Mevlânâ Hâlid-i Bağdâdî "kuddise sirruh"(10) / Kabrimi kazın

A -
A +

Dört evlâdı vardı ki "Hâlid-i Bağdâdî"nin, Şihâbüddîn, Necmüddîn, Abdurrahmân, Bahaddîn. Bunlardan "Şihâbüddîn", Urfa'da etti vefât. Behâeddîn, tâundan eyledi terk-i hayât. O, henüz beş yaşına girmemişti ki daha, Yakalandı bu tâun denilen hastalığa. İşte bu Behâüddîn, vefât eylediğinde, "Hüzün" ile karışık "Sevinç" vardı içinde. Dedi ki: (Yâ ilâhî, bu oğlum Behâüddîn, Bizi, mıknâtıs gibi yanına çeker bir gün.) Sonra, bizzât kendisi, kıldırıp namâzını, "Kasiyun tepesi"ne defnettiler nâşını. Orada emretti ki bâzı talebesine, O yerde, bir kabir de kazsınlar kendisine. Sonra, talebesinden tâuna yakalanan, "Molla İsâ"ya gelip, tesellî etti son an.
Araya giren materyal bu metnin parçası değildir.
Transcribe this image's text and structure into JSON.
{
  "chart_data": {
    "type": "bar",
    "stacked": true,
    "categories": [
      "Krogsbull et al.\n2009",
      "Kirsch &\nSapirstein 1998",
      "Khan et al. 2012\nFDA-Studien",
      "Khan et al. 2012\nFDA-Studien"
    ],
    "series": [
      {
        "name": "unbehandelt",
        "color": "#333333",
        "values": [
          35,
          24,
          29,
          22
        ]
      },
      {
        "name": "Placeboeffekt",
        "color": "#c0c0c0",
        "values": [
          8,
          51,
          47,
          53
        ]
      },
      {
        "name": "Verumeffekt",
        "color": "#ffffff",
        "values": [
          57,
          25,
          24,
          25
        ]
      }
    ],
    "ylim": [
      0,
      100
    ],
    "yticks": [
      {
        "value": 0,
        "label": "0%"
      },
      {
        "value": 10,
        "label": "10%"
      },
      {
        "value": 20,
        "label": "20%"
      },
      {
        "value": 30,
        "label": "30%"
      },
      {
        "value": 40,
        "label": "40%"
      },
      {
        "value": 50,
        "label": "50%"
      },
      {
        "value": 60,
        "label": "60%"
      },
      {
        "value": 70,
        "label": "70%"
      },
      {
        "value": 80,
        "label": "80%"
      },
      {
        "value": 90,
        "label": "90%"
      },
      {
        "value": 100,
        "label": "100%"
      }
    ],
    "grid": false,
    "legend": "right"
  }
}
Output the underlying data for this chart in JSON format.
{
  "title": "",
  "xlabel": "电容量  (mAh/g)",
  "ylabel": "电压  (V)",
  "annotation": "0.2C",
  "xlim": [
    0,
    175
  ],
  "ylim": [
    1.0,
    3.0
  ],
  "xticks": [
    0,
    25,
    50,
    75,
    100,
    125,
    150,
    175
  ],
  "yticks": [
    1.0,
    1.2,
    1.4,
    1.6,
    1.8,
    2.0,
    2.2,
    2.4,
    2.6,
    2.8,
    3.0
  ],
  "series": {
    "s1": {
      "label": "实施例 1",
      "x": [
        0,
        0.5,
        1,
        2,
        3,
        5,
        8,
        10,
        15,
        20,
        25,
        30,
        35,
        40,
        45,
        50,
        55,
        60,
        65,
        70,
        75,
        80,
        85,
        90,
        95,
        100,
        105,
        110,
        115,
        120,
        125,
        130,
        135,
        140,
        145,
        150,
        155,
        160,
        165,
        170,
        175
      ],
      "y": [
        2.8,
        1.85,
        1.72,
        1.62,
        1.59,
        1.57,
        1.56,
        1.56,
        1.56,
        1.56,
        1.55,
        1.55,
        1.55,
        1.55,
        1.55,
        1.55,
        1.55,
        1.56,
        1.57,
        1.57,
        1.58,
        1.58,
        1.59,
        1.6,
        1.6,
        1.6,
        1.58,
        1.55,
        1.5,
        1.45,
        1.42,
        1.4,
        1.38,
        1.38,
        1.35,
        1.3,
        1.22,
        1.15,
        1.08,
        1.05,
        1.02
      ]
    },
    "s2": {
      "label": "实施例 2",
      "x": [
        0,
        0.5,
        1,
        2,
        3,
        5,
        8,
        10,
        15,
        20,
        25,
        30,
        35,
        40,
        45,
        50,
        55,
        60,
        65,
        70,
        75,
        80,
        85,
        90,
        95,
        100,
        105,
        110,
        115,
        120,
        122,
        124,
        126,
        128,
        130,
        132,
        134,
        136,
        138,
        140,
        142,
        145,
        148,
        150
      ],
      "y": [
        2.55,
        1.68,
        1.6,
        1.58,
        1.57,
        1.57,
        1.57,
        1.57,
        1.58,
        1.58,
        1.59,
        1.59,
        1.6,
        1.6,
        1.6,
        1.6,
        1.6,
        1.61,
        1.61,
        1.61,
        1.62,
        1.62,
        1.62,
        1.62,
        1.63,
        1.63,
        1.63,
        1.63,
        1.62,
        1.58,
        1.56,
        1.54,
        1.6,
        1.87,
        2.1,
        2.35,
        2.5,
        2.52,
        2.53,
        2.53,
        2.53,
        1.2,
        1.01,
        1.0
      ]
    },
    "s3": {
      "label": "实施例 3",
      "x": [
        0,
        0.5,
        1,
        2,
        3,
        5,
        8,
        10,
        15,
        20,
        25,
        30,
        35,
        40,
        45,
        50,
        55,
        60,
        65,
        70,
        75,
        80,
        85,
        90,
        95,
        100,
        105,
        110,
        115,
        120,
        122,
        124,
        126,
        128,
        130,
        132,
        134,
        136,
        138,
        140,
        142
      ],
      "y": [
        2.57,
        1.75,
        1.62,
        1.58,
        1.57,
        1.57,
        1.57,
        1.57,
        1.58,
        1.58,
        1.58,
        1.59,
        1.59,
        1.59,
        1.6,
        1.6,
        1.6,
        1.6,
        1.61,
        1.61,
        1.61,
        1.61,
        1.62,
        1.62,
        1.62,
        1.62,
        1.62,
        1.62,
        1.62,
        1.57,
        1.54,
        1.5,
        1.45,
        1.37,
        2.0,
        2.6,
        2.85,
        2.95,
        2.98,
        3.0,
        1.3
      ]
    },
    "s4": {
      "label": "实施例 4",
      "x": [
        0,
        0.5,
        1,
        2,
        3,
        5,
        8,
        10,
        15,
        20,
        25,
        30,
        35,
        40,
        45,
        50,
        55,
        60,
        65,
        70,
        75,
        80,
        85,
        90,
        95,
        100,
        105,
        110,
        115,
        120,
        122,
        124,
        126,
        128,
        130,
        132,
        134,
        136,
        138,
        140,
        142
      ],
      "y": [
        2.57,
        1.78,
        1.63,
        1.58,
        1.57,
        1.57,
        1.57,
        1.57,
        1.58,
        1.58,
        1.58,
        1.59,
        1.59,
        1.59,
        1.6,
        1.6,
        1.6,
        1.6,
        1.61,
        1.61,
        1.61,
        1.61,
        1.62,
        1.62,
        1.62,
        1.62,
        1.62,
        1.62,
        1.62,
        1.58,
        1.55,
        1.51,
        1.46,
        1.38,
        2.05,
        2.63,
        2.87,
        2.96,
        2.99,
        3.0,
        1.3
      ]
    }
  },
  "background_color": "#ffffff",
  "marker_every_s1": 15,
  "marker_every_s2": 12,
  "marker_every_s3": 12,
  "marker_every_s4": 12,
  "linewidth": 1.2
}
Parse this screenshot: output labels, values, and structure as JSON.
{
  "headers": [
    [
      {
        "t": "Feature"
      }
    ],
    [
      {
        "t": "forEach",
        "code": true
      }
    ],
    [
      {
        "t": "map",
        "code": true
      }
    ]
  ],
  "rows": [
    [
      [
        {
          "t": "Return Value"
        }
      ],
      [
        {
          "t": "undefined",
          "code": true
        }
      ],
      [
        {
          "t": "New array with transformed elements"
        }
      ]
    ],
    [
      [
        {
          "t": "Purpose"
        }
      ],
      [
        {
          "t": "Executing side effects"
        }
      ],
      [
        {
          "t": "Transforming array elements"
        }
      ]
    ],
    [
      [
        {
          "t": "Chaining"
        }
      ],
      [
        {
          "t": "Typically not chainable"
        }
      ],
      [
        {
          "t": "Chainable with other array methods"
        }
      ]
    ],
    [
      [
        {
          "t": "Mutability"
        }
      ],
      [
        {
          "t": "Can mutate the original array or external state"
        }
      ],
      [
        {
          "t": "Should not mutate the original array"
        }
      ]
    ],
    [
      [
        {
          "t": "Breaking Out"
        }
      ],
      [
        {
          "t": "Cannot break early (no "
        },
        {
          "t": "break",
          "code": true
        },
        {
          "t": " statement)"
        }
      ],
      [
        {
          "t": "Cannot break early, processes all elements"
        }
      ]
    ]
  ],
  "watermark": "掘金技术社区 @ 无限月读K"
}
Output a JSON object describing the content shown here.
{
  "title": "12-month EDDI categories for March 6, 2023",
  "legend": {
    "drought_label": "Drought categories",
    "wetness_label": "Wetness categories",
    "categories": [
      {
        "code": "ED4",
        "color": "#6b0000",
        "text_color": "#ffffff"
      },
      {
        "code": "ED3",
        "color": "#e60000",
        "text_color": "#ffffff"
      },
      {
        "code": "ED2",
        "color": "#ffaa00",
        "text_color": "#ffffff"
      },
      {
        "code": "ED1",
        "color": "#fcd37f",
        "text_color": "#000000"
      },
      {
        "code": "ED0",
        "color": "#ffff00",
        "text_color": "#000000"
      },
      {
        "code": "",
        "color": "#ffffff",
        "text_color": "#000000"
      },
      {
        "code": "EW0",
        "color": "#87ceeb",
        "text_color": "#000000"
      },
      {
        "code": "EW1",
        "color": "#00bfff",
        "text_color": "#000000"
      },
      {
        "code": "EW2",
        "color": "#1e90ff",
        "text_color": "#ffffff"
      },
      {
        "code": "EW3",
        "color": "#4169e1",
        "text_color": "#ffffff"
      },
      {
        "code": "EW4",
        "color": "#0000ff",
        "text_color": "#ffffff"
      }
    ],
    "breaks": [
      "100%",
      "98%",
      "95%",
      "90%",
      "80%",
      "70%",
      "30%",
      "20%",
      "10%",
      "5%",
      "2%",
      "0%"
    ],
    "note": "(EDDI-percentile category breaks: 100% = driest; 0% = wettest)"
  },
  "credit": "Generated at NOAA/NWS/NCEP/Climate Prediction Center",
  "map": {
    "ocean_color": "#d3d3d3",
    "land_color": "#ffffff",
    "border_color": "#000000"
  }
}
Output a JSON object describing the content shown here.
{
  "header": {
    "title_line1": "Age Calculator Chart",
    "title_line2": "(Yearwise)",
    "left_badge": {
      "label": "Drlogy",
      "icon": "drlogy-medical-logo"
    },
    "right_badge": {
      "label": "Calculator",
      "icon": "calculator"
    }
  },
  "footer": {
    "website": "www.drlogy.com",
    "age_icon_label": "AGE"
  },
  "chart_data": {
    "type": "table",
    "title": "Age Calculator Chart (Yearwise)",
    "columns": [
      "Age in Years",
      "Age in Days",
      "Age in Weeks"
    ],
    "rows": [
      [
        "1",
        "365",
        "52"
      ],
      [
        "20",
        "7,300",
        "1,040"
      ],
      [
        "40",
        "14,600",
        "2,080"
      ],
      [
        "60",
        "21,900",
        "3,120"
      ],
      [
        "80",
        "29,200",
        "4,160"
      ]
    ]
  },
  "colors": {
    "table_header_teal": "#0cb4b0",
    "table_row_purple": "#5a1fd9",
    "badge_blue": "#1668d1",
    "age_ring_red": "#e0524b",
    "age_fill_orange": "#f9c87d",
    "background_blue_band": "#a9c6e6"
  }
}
Buyurdu ki: (Yâ İsâ, ol müsterîh ve rahat. Aslâ olamıyacak şeytân sana musallat. Oğlum Behâüddîn'e selâm söyle ve de ki: "İnşallah pek yakında gelecek baban dahî.") Oğlu "Abdurrahmân" da, aynı senede yine, Ölerek, defnedildi Kasiyun tepesine. Ve lâkin defin için gittiğinde o dağa, Gördü ki, kazılmamış kendinin kabri daha. Emir verdiklerine, bunu hâtırlatarak, Buyurdu ki: (Kabrimi bugün kazın muhakkak.) Defin bittikten sonra, döndüler hânegâha. Ve artık dışarıya çıkmadılar bir daha. Buyurdu: (Tek bir yere istiyorum gitmeyi. Oğlum Behâüddîn'in yanıdır o yer dahî.) Dediler ki: (Elemle doldu şimdi gönlümüz. İnşallah emir gelmez, uzun olur ömrünüz.) Buyurdu: (Ölmek için, geldik Şam diyârına. Yaklaştı ecelimiz, gelir bu gün yarına. Belki Cumâ gecesi geldiğinde, şu vakit, Aranızdan ayrılıp, gider Mevlânâ Hâlid.) Çoluk çocuğu ile vedâlaşıp tek be tek, Sonra da, herbirine vasiyyetler ederek, "Biz, bu Cumâ gecesi gidiyoruz" dedi ve, Ayrılıp, teşrîf etti oradan medreseye. Dedi: (Yemîn ederim Allaha ey insanlar! Bâliğ olduğum günden, tâ ki bu güne kadar, Bir vakit namâzımı dahî terk eylemedim. Kuşluk ve teheccüdü dahî edâ eyledim. Lâkin bunu duyunca, demeyin ki: "Bu Hâlid, Ölünce, hasenâta muhtâç olmaz bir vakit." İhlâs ve Fâtihayı okuyup behemahâl, Rûhuma göndermeyi etmeyiniz hiç ihmâl.)